Am I doing something wrong?
Shouldn't the pool size be configurable? How can 100 threads be the perfect fit for all needs and machine types?
Here's a bit of context of my usage:
I'm using Dataflow in streaming mode, reading from Kafka using KafkaIO.java
"After some time" is a few hours, (less than 12h)
I'm using 36 workers of type n1-standard-4
I'm reading around 180k messages/s from Kafka (about 130MB/s of network input to my workers)
Messages are grouped together, outputting around 7k messages/s into BigQuery
Dataflow workers are in the us-east1-d zone, BigQuery dataset location is US
You aren't doing anything wrong, though you may need more resources, depending on how long volume stays high.
The streaming BigQueryIO write does some basic batching of inserts by data size and row count. If I understand your numbers correctly, your rows are large enough that each is being submitted to BigQuery in its own request.
It seems that the thread pool for inserts should install ThreadPoolExecutor.CallerRunsPolicy which causes the caller to block and run jobs synchronously when they exceed the capacity of the executor. I've posted PR #393. This will convert the work queue overflow into pipeline backlog as all the processing threads block.

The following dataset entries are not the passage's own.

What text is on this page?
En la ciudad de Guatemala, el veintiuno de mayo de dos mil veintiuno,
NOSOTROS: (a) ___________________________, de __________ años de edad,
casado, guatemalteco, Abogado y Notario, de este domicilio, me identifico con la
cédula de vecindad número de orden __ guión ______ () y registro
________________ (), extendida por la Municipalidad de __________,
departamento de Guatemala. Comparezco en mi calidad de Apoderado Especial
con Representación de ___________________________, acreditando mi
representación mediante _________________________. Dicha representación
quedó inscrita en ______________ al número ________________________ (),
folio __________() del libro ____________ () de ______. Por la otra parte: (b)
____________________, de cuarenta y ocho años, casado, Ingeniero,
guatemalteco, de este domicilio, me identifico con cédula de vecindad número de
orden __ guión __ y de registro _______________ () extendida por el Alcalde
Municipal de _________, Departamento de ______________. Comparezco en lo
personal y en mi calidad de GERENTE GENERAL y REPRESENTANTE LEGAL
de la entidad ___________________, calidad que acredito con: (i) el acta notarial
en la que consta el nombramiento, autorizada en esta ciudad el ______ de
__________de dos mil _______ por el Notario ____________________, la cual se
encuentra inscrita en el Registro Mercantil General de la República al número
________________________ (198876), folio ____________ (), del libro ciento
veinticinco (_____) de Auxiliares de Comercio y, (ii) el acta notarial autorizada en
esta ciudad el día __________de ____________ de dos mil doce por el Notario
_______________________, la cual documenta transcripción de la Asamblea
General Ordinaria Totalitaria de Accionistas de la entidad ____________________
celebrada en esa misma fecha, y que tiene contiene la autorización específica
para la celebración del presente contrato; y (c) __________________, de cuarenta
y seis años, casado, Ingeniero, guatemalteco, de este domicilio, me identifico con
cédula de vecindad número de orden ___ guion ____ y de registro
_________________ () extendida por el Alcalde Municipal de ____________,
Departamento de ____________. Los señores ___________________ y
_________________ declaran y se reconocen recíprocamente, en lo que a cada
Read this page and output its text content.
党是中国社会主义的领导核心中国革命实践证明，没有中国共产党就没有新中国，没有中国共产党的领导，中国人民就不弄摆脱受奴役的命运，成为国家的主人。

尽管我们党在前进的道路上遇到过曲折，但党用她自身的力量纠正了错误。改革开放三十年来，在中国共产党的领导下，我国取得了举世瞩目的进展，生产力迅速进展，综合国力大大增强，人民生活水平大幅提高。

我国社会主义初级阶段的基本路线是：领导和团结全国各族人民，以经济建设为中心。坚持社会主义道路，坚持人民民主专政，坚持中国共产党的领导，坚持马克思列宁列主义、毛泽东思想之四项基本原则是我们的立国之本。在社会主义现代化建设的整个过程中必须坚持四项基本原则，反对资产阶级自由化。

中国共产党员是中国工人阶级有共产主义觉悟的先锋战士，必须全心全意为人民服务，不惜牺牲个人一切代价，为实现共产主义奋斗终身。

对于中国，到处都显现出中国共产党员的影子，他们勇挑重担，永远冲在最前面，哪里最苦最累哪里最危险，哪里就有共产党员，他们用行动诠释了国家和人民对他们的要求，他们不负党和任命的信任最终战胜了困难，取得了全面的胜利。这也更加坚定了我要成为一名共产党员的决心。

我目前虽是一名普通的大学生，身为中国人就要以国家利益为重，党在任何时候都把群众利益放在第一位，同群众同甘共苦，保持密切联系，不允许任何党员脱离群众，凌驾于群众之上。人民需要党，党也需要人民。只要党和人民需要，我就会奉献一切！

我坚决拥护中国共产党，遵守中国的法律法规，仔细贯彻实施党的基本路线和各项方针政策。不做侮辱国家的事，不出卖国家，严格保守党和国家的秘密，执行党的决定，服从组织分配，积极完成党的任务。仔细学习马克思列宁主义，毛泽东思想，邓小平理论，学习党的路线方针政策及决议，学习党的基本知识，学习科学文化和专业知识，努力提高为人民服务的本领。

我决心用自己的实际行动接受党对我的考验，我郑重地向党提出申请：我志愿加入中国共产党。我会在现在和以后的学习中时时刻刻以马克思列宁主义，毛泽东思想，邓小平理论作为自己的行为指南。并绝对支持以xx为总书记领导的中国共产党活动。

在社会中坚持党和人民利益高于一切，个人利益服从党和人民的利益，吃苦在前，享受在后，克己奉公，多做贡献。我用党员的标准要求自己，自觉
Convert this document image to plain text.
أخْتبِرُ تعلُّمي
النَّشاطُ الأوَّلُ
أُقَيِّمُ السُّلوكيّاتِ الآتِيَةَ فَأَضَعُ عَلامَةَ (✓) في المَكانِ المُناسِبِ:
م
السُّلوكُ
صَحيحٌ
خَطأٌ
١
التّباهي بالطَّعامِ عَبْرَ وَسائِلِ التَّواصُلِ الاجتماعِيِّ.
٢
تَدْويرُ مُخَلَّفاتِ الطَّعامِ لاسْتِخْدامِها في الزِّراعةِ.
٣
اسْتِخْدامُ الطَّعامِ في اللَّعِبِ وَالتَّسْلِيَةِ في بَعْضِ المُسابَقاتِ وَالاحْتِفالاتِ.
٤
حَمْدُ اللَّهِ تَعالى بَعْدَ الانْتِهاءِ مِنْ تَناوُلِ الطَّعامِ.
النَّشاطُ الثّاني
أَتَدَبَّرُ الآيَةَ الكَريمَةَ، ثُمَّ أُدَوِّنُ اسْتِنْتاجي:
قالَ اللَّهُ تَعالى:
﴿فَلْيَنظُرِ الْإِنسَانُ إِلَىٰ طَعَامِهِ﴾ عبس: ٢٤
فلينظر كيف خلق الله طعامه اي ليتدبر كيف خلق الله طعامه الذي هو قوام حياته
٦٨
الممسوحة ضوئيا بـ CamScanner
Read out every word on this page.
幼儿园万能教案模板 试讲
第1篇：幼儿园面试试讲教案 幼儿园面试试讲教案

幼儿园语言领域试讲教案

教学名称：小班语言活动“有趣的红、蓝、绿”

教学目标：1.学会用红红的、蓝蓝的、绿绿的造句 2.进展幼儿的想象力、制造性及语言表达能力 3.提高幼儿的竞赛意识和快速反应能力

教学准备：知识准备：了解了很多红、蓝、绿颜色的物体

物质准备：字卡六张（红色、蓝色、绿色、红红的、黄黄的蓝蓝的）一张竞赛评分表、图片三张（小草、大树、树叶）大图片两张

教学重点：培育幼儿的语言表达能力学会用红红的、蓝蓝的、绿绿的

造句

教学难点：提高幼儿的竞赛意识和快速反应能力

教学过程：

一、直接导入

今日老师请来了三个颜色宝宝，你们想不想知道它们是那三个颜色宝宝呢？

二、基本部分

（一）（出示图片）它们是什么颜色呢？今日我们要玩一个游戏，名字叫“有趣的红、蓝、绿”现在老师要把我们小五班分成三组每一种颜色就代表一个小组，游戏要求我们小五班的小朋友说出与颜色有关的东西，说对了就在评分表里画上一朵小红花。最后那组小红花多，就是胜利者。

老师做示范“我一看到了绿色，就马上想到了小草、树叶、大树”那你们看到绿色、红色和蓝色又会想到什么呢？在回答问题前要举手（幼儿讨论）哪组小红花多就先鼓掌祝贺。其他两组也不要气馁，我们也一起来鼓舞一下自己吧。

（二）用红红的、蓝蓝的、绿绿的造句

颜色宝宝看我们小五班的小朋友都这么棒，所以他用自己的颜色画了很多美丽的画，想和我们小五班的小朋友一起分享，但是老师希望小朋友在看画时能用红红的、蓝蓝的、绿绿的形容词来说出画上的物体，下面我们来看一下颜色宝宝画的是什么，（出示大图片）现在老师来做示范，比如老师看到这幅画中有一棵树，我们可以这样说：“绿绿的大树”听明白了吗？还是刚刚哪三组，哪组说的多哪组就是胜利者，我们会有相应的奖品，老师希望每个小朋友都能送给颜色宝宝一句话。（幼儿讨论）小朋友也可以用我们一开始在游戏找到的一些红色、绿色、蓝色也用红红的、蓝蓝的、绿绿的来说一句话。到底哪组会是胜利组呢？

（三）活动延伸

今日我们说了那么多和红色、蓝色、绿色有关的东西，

At this point, the issue is standard:
If the backlog is temporary, you'll catch up once volume decreases.
If the backlog grows without bound, then of course it will not solve the issue and you will need to apply more resources. The signs should be the same as any other backlog.
Another point to be aware of is that around 250 rows/second per thread this will exceed the BigQuery quota of 100k updates/second for a table (such failures will be retried, so you might get past them anyhow). If I understand your numbers correctly, you are far from this.